Note that i've moved the render to texture to the front. That's because it will overwrite the actual framebuffer otherwise if you are using 1.x.
You'll also notice that the blitted result is upside-down. You can fix that by using a negative height (and maybe setting the y start to screenHeight/4...i can't remember if that's needed ATM).

kiffa

> You'll also notice that the blitted result is upside-down. You can fix that by using a negative height (and maybe setting the y start to screenHeight/4...i can't remember if that's needed ATM).

After some try, i am not very clear how to do(to fix the upside-down). Could you give me some sample code?



IZACIZAC

frameBuffer.blit(mTexture, 0, mTexture.getHeight(), 0, 0, mTexture.getWidth(), -mTexture.getHeight(), Display.getWidth()/4, Display.getHeight()/4, -1, false);

This will solve that problem. Also I changed to the blit method that instead scales the image you are blitting, because the previous version was cutting out some of what is shown on the screen (for me at least)

kiffa

#4
Thanks, i have tried this before, but the result is not what i expect, which seems i got an incomplete renderTargetTexture. There is another question:

Assume the size of display is 2X2, and can be spilt to 4 parts:
12
34

If i use a 1X1 (npot)texture as the renderTarget, which one is the correct result:
a, 1

b, 3

c, 4

d, a scaled
12
34

Could i render the full scene into a smaller texture? The following code seems useless:

Texture t = new NPOTTexture(w, h);
frameBuffer.resize(w, h);
renderToTarget();
frameBuffer.resize(oldW, oldH);
framBuffer.blit(t);


EgonOlsen

d) is the correct result. And your problem is....? A screen shot might help.

IZACIZAC

I tested it and think I had the same issue. The texture that is blitted into the corner is not the same as the other full screen rendering, it is a slightly smaller field of view, missing some from the top and bottom.

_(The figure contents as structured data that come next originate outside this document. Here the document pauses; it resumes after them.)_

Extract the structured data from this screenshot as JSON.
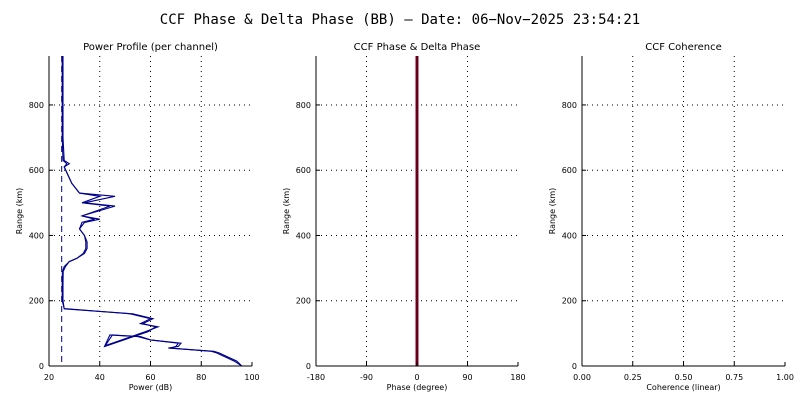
{
  "title": "CCF Phase & Delta Phase (BB) — Date: 06−Nov−2025 23:54:21",
  "colors": {
    "profile": "#00008b",
    "phase": "#800020",
    "phase_dark": "#4b0012",
    "axis": "#000000"
  },
  "chart_data": [
    {
      "type": "line",
      "title": "Power Profile (per channel)",
      "xlabel": "Power (dB)",
      "ylabel": "Range (km)",
      "xlim": [
        20,
        100
      ],
      "ylim": [
        0,
        950
      ],
      "xticks": [
        20,
        40,
        60,
        80,
        100
      ],
      "yticks": [
        0,
        200,
        400,
        600,
        800
      ],
      "grid": true,
      "reference_line": {
        "x": 25,
        "style": "dashed"
      },
      "series": [
        {
          "x": [
            96,
            94,
            87,
            85,
            67,
            71,
            72,
            60,
            56,
            45,
            42,
            59,
            62,
            57,
            61,
            53,
            26,
            25.5,
            25.5,
            25.6,
            26.5,
            28,
            31,
            34,
            35,
            35,
            34,
            32,
            34,
            40,
            33,
            46,
            34,
            46,
            32,
            29,
            26,
            28,
            26,
            25.5,
            25.5,
            25.5,
            25.5
          ],
          "y": [
            0,
            15,
            40,
            45,
            55,
            60,
            70,
            80,
            90,
            95,
            60,
            105,
            120,
            130,
            145,
            160,
            175,
            200,
            250,
            290,
            305,
            320,
            330,
            345,
            360,
            380,
            400,
            420,
            440,
            450,
            460,
            490,
            500,
            520,
            530,
            560,
            610,
            620,
            630,
            700,
            800,
            900,
            950
          ]
        },
        {
          "x": [
            96,
            93,
            86,
            84,
            68,
            70,
            71,
            60,
            55,
            44,
            42,
            58,
            63,
            56,
            60,
            52,
            26,
            25.2,
            25.2,
            25.3,
            26,
            28,
            31,
            33.5,
            34.5,
            34.5,
            34,
            32,
            33,
            38,
            33,
            44,
            33,
            40,
            32,
            29,
            26,
            27,
            25.5,
            25.2,
            25.2,
            25.2,
            25.2
          ],
          "y": [
            0,
            15,
            40,
            45,
            55,
            60,
            70,
            80,
            90,
            95,
            62,
            105,
            120,
            130,
            145,
            160,
            176,
            200,
            250,
            290,
            305,
            320,
            330,
            345,
            360,
            380,
            400,
            420,
            440,
            450,
            460,
            490,
            500,
            520,
            530,
            560,
            610,
            620,
            630,
            700,
            800,
            900,
            950
          ]
        }
      ]
    },
    {
      "type": "line",
      "title": "CCF Phase & Delta Phase",
      "xlabel": "Phase (degree)",
      "ylabel": "Range (km)",
      "xlim": [
        -180,
        180
      ],
      "ylim": [
        0,
        950
      ],
      "xticks": [
        -180,
        -90,
        0,
        90,
        180
      ],
      "yticks": [
        0,
        200,
        400,
        600,
        800
      ],
      "grid": true,
      "series": [
        {
          "x": [
            0,
            0
          ],
          "y": [
            0,
            950
          ]
        }
      ]
    },
    {
      "type": "line",
      "title": "CCF Coherence",
      "xlabel": "Coherence (linear)",
      "ylabel": "Range (km)",
      "xlim": [
        0,
        1
      ],
      "ylim": [
        0,
        950
      ],
      "xticks": [
        "0.00",
        "0.25",
        "0.50",
        "0.75",
        "1.00"
      ],
      "yticks": [
        0,
        200,
        400,
        600,
        800
      ],
      "grid": true,
      "series": []
    }
  ]
}
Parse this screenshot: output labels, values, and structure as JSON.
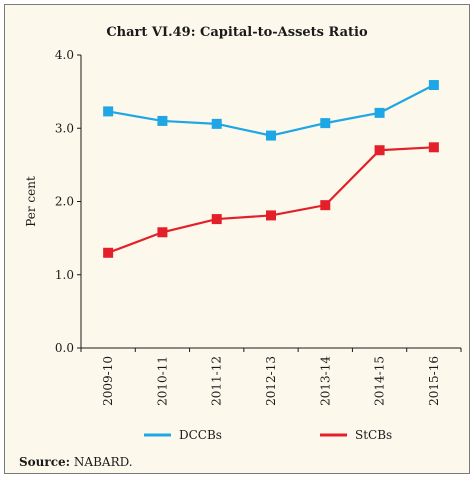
{
  "chart_data": {
    "type": "line",
    "title": "Chart VI.49: Capital-to-Assets Ratio",
    "ylabel": "Per cent",
    "xlabel": "",
    "ylim": [
      0,
      4
    ],
    "yticks": [
      "0.0",
      "1.0",
      "2.0",
      "3.0",
      "4.0"
    ],
    "categories": [
      "2009-10",
      "2010-11",
      "2011-12",
      "2012-13",
      "2013-14",
      "2014-15",
      "2015-16"
    ],
    "series": [
      {
        "name": "DCCBs",
        "color": "#1ea7e4",
        "values": [
          3.23,
          3.1,
          3.06,
          2.9,
          3.07,
          3.21,
          3.59
        ]
      },
      {
        "name": "StCBs",
        "color": "#e3202a",
        "values": [
          1.3,
          1.58,
          1.76,
          1.81,
          1.95,
          2.7,
          2.74
        ]
      }
    ],
    "legend": "bottom",
    "grid": false
  },
  "source": {
    "label": "Source:",
    "text": "NABARD."
  }
}
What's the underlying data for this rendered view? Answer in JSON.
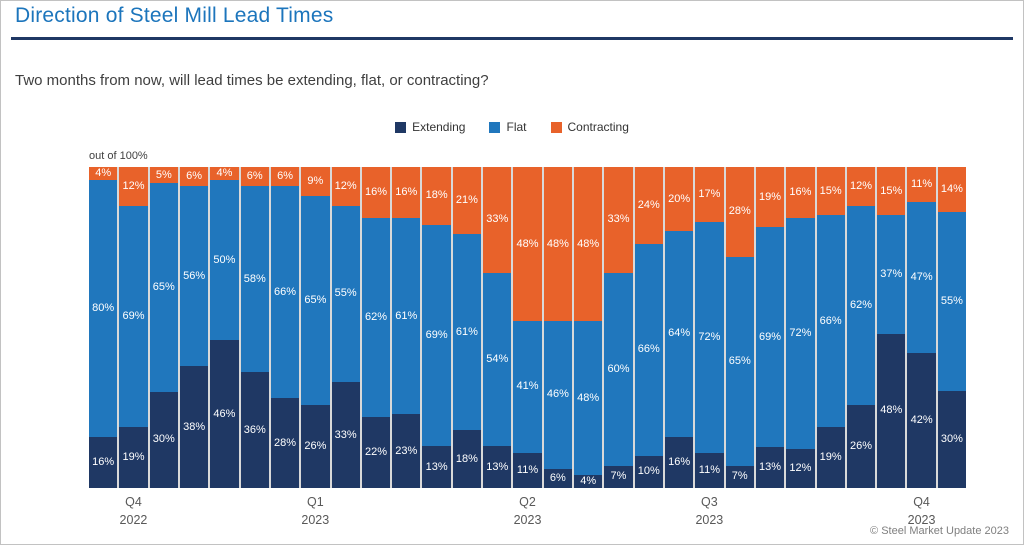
{
  "page": {
    "title": "Direction of Steel Mill Lead Times",
    "subtitle": "Two months from now, will lead times be extending, flat, or contracting?",
    "axis_note": "out of 100%",
    "footer": "© Steel Market Update 2023"
  },
  "colors": {
    "title_text": "#1c75bc",
    "title_rule": "#1f3864",
    "extending": "#1f3864",
    "flat": "#2077bd",
    "contracting": "#e8622a",
    "plot_gap_background": "#d9d9d9"
  },
  "chart_data": {
    "type": "bar",
    "stacked": true,
    "title": "Direction of Steel Mill Lead Times",
    "subtitle": "Two months from now, will lead times be extending, flat, or contracting?",
    "ylabel": "out of 100%",
    "ylim": [
      0,
      100
    ],
    "legend_position": "top-center",
    "grid": false,
    "value_labels": "percent-inside-segments",
    "series": [
      {
        "name": "Extending",
        "color": "#1f3864",
        "values": [
          16,
          19,
          30,
          38,
          46,
          36,
          28,
          26,
          33,
          22,
          23,
          13,
          18,
          13,
          11,
          6,
          4,
          7,
          10,
          16,
          11,
          7,
          13,
          12,
          19,
          26,
          48,
          42,
          30
        ]
      },
      {
        "name": "Flat",
        "color": "#2077bd",
        "values": [
          80,
          69,
          65,
          56,
          50,
          58,
          66,
          65,
          55,
          62,
          61,
          69,
          61,
          54,
          41,
          46,
          48,
          60,
          66,
          64,
          72,
          65,
          69,
          72,
          66,
          62,
          37,
          47,
          55
        ]
      },
      {
        "name": "Contracting",
        "color": "#e8622a",
        "values": [
          4,
          12,
          5,
          6,
          4,
          6,
          6,
          9,
          12,
          16,
          16,
          18,
          21,
          33,
          48,
          48,
          48,
          33,
          24,
          20,
          17,
          28,
          19,
          16,
          15,
          12,
          15,
          11,
          14
        ]
      }
    ],
    "x_ticks": [
      {
        "index": 1,
        "quarter": "Q4",
        "year": "2022"
      },
      {
        "index": 7,
        "quarter": "Q1",
        "year": "2023"
      },
      {
        "index": 14,
        "quarter": "Q2",
        "year": "2023"
      },
      {
        "index": 20,
        "quarter": "Q3",
        "year": "2023"
      },
      {
        "index": 27,
        "quarter": "Q4",
        "year": "2023"
      }
    ]
  }
}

Doing    buffer.setVirtualDimensions(800, 480);  //your screen width and height
seems to help solve this, though its still a tiny bit out

EgonOlsen

jPCT calculates the fov in a way that the horizontal angle is constant and the vertical angle will adjuated to keep a 1-1 ratio in all resolutions. As mentioned you can override this by setting the virtual dimensions. Another option would be to set fov values all by yourself.